Debugging Program Build Failures

This page describes how to debug issues related to compiling programs and building the associated Code Property Graph (CPG).

When turning a program into a CPG, MATE goes through two primary phases: it first compiles the program into LLVM bitcode, and then it builds one or more CPGs from that bitcode. Both phases have multiple internal steps, each of which can fail. The sections below will help you debug some of the common sources of failures.

Tip

The debugging information below does not include environmental failure conditions, such as out-of-memory (OOM) errors or disk space exhaustion.

Identifying the kind of failure

To start debugging MATE’s behavior, we first need to know which phase (compilation or building) actually failed.
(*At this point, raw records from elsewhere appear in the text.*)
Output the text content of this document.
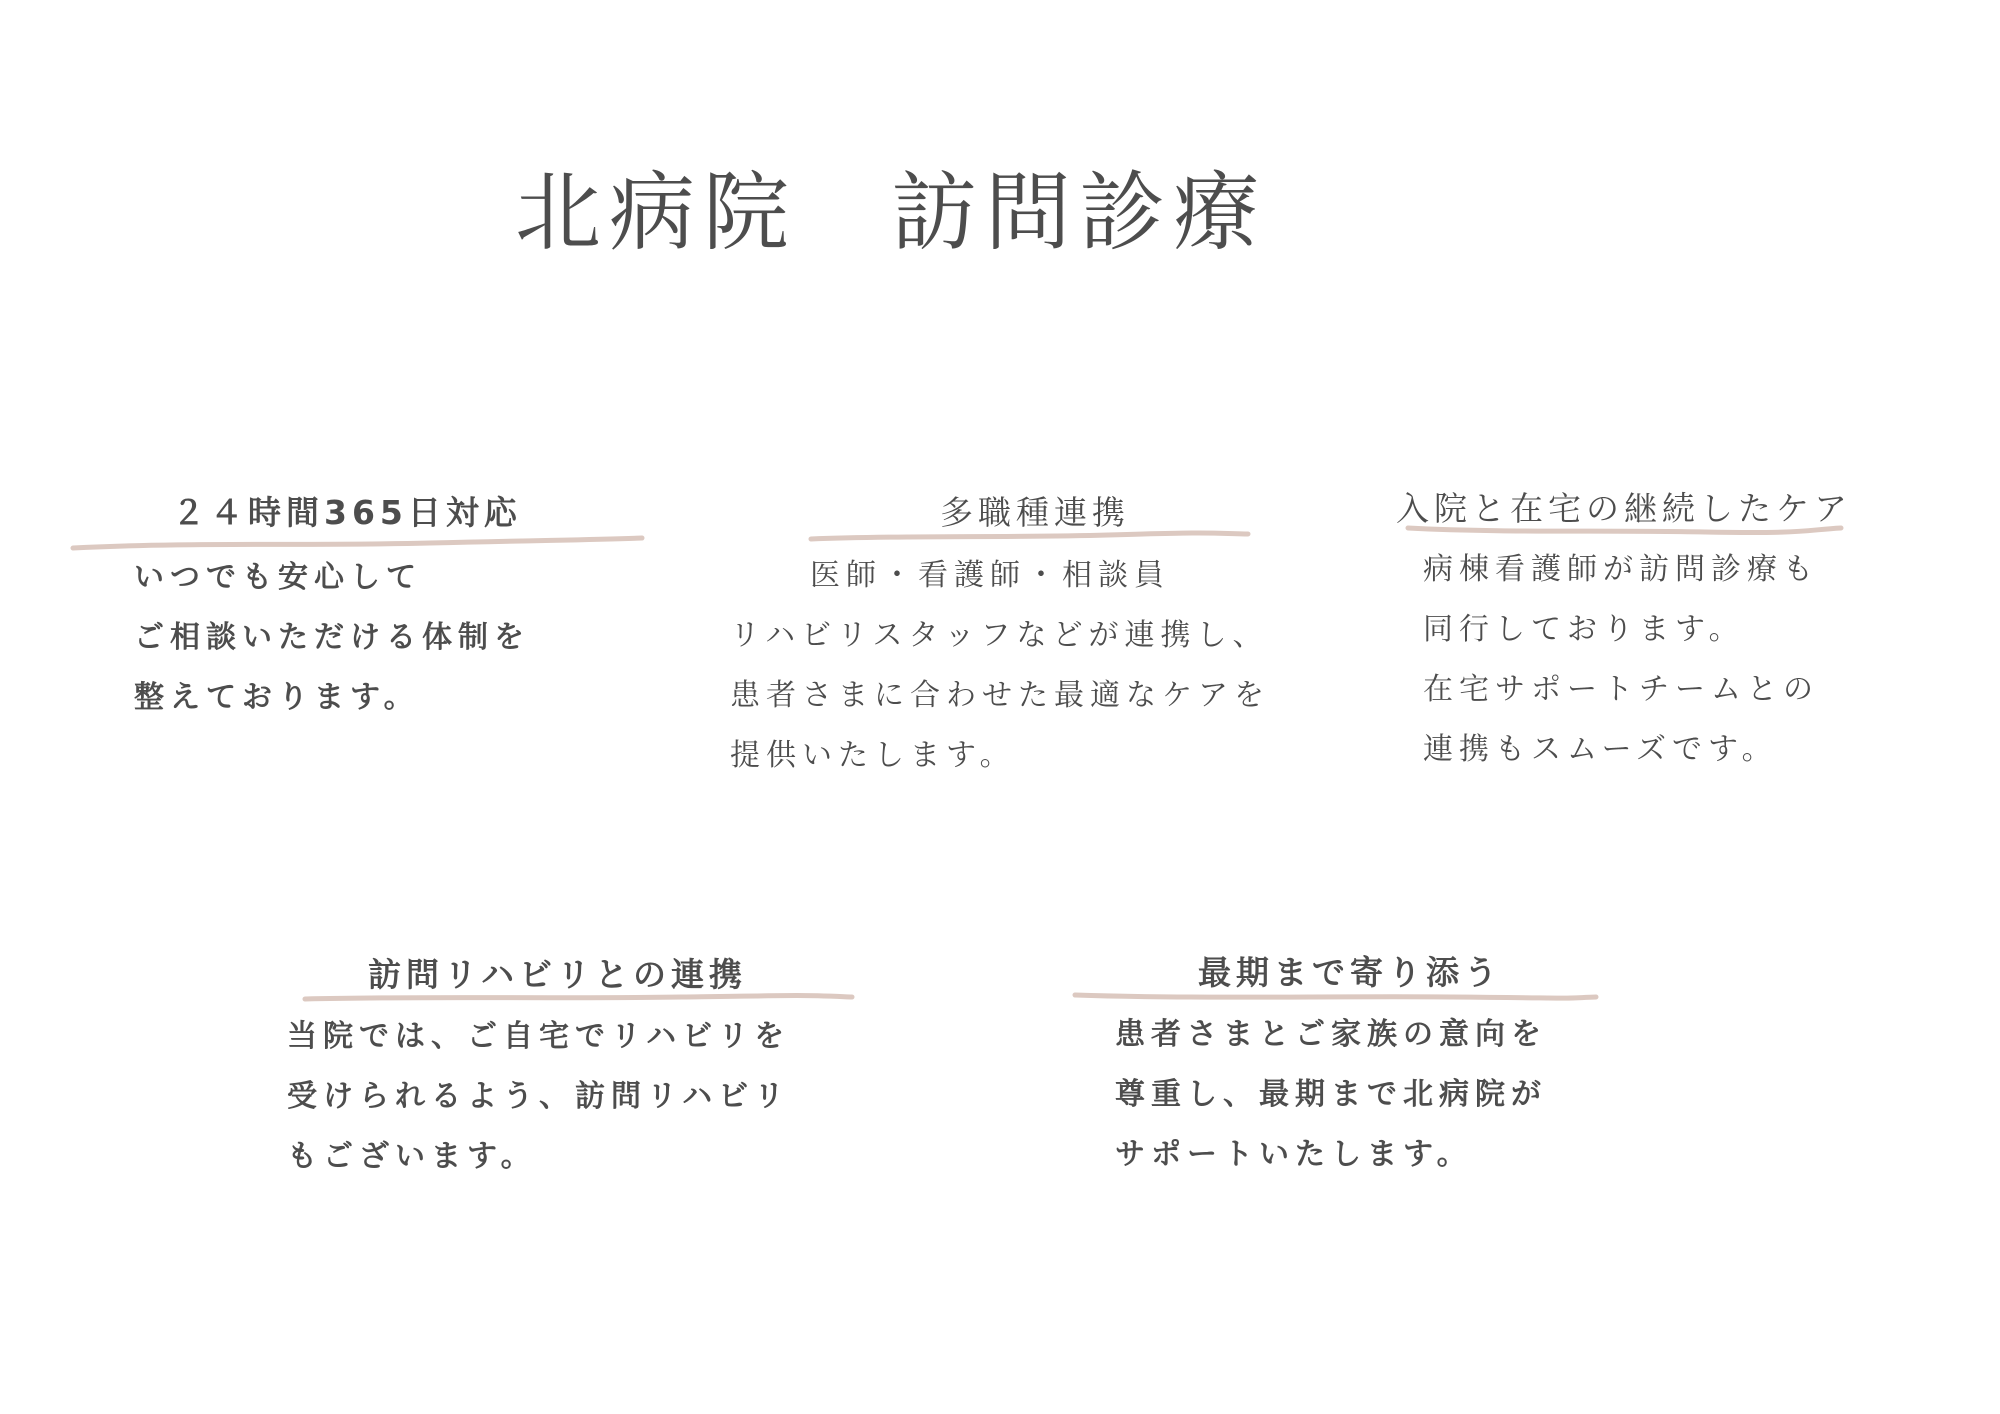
北病院　訪問診療
２４時間365日対応
いつでも安心して
ご相談いただける体制を
整えております。
多職種連携
医師・看護師・相談員
リハビリスタッフなどが連携し、
患者さまに合わせた最適なケアを
提供いたします。
入院と在宅の継続したケア
病棟看護師が訪問診療も
同行しております。
在宅サポートチームとの
連携もスムーズです。
訪問リハビリとの連携
当院では、ご自宅でリハビリを
受けられるよう、訪問リハビリ
もございます。
最期まで寄り添う
患者さまとご家族の意向を
尊重し、最期まで北病院が
サポートいたします。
To do this, we can start by checking the status of the compilation that we kicked off:

$ mate-cli compile get YOUR-COMPILATION-ID

This will return a JSON blob with metadata about the compilation, including a state field that indicates the compilation’s status:

{
    "artifact_ids": [
        "71d004a9b9df42ea925950e274636d25",
        "b1959e0ab94941019fcb2f5535101ece",
        "40cd28faf8744cd1a4b4af72f03cb078",
        "c61de4d26c2d46bcba36eef744cb5355",
        "51b37cc4ef154a9aae000c2c70be3e8d"
    ],
    "build_ids": ["0a9d399e84eb4a21a1a849e4467015c1"],
    "compilation_id": "1bc760aa2ce54cc399c112818879ba6d",
    "options": {
        "containerized": false,
        "containerized_infer_build": true,
        "extra_compiler_flags": [],
        "make_targets": null,
        "testbed": null
    },
    "source_artifact": {
        "artifact_id": "71d004a9b9df42ea925950e274636d25",
        "attributes": {
            "filename": "mini-fenway-uaf.c"
        },
        "has_object": true,
        "kind": "compile-target:c"
    },
    "state": "compiled"
}

"state": "created" indicates a freshly created compilation. Compilations should only be in this state for an extremely short period, i.e. for a few milliseconds until they’re picked up by the execution service. A compilation that lingers in this state is a potential indicator of an environmental failure in MATE itself, such as the executor service crashing. Consult docker service ls for more information. Keep in mind, however, that high load on the executor service may also result in pending compilations in the created state — if the services look healthy, then it’s likely that the compilation is simply scheduled behind other tasks and needs some time.

"state": "compiling" indicates a compilation that’s still in progress, meaning that it can’t be used to produce CPG builds yet. A compilation process that stays in the compiling state for an unusually long time (i.e., more than an order of magnitude longer than the compilation would take outside of MATE) might indicate an error in MATE itself. No debugging action is immediately required for a compilation in this state.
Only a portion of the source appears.